Considering Twilight essentially killed him by waking him up early and dragging him into sharing her isolation, the shallowness of their relationship is glaring. He's just the guy lucky/unlucky enough for Twilight to have bumped into while he was asleep. I'm not sure how he bonded with Twilight enough to forgive her for that so quickly after he found out, nor do I understand why Twilight renounced her immortality (and duty to lead the settlers) to die with him. What made him so special to her? What made her so special to him?

The writing in the story was mostly solid. The most glaring issue was misuse of commas when writing out parenthetical phrases.

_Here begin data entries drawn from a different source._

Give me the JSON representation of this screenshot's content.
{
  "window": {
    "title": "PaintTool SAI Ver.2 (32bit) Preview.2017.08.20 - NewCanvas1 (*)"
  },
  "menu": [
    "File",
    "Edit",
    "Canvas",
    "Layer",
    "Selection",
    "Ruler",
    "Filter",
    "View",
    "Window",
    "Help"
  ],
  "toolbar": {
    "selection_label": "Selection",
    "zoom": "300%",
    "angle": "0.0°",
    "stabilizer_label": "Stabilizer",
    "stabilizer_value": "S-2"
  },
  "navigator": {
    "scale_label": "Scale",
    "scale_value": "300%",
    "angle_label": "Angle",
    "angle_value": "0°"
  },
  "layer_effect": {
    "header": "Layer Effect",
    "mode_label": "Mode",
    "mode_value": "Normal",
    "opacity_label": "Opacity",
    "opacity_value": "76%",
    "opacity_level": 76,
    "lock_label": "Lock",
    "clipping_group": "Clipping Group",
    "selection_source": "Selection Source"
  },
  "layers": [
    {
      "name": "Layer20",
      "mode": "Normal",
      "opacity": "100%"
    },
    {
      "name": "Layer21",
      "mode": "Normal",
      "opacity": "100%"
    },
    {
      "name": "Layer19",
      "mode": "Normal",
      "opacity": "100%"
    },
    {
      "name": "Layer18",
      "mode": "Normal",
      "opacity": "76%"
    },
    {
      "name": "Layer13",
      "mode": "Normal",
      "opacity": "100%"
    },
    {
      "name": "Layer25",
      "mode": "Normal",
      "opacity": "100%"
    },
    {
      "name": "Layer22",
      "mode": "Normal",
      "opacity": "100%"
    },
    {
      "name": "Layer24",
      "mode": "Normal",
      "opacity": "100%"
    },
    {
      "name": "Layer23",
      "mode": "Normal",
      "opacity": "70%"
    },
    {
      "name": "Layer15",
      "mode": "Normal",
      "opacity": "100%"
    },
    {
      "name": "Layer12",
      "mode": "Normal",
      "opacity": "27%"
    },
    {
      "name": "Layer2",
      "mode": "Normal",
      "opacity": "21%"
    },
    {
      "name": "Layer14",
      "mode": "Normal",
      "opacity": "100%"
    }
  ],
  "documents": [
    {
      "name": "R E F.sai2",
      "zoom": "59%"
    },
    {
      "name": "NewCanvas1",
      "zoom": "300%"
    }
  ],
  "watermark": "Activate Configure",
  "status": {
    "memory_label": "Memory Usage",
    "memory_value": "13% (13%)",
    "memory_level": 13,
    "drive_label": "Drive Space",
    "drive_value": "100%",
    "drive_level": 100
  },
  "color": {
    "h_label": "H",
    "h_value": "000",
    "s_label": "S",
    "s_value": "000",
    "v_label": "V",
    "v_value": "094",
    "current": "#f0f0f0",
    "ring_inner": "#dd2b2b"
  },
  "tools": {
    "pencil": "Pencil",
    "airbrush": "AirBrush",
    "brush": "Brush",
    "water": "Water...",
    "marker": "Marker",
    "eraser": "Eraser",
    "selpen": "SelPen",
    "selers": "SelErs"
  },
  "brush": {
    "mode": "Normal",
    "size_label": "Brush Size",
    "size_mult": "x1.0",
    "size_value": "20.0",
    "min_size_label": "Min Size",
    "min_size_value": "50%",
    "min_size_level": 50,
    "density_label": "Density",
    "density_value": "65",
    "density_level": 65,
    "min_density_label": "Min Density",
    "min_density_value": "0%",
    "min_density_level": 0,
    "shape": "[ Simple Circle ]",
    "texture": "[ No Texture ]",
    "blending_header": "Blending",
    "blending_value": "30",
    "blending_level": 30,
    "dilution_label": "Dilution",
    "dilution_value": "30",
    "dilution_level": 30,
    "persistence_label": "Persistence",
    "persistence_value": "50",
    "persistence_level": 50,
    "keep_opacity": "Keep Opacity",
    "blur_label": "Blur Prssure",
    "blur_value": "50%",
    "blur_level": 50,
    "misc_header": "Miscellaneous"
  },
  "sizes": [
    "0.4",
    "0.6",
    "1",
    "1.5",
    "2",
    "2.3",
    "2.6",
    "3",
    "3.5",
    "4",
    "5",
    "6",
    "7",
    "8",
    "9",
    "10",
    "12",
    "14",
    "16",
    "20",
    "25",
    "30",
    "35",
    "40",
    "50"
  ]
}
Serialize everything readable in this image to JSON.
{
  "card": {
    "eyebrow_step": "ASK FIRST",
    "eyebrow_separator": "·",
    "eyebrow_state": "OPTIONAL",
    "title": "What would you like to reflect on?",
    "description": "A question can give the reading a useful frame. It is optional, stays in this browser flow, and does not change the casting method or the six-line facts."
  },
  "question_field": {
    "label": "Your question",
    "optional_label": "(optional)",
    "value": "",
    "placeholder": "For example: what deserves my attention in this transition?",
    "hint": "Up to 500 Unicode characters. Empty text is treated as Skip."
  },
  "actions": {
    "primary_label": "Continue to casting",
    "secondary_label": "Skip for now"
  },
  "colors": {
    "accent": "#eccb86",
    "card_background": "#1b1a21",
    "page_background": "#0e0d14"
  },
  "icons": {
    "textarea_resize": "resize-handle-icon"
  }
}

I also saw sentences that were written correctly, so maybe just pay a little more attention in the future. A good rule to keep in mind is that when a sentence has a phrase set apart by commas, like this one here, the sentence needs to make sense when that phrase is removed. So that becomes: A good rule to keep in mind is that when a sentence has a phrase set apart by commas the sentence needs to make sense when that phrase is removed.

In conclusion, the story has a compelling premise, and Twilight was probably the most interesting character that could be put in that situation. Seeing her struggle with herself, contemplating her actions, trying to rationalize the consequences throughout, that was easily the highlight of things. The rest of the story doesn't go quite deep enough. There's stuff to like here, but the ending left me shrugging my shoulders and moving on rather than smiling or shedding a tear.

Enjoyable

5997281
A fic based on Passengers? Hell yeah! *adds to list*

Rinnaul
Group Admin

But it'll probably be about thirty seconds until you go, "Eh, I'd hit it either way."

You knew I'd read this.

Also this looked interesting, but then I read the spoilered bit and hated it.

Also, do you suppose Passengers was inspired by Alan Steele's The Days Between, or did it just have very similar ideas behind it?

5998028
Possibly, though I think manually waking someone up wasn't possible in Steele's story. They probably took the idea and adapted it to squeeze in Jennifer Lawrence. That's also why I didn't see the movie, I heard that part of the story beforehand and nope'd away.

And of course I knew. I have a reputation to uphold.

5998028

5998140

Thank you for this review, I wouldn't have found this story otherwise :)

I'd like to offer my thoughts if I may, since I have seen, and very much enjoyed, the movie Passengers. Mocha Star's story is a very faithful adaptation of the movie, to the point that many of the flaws in Imperfect Stasis are also the flaws of Passengers. In the movie, the romance is similarly shallow and contrived; the two passengers have no real reason to fall in love other than that they are the only options available to each other.

But I would like to address something that I think a lot of people don't get about this movie. The morally repugnant action of the protagonist is literally the point of the movie. If you "nope" at it, then you are dodging the very question that the movie is asking: "If I was in his situation, would I do the same thing?" It's supposed to be uncomfortable. The movie is an exploration of what we might do if faced with such a desperate, hopeless situation, and that's what makes it great science fiction; because it's a situation that we can't really explore any other way.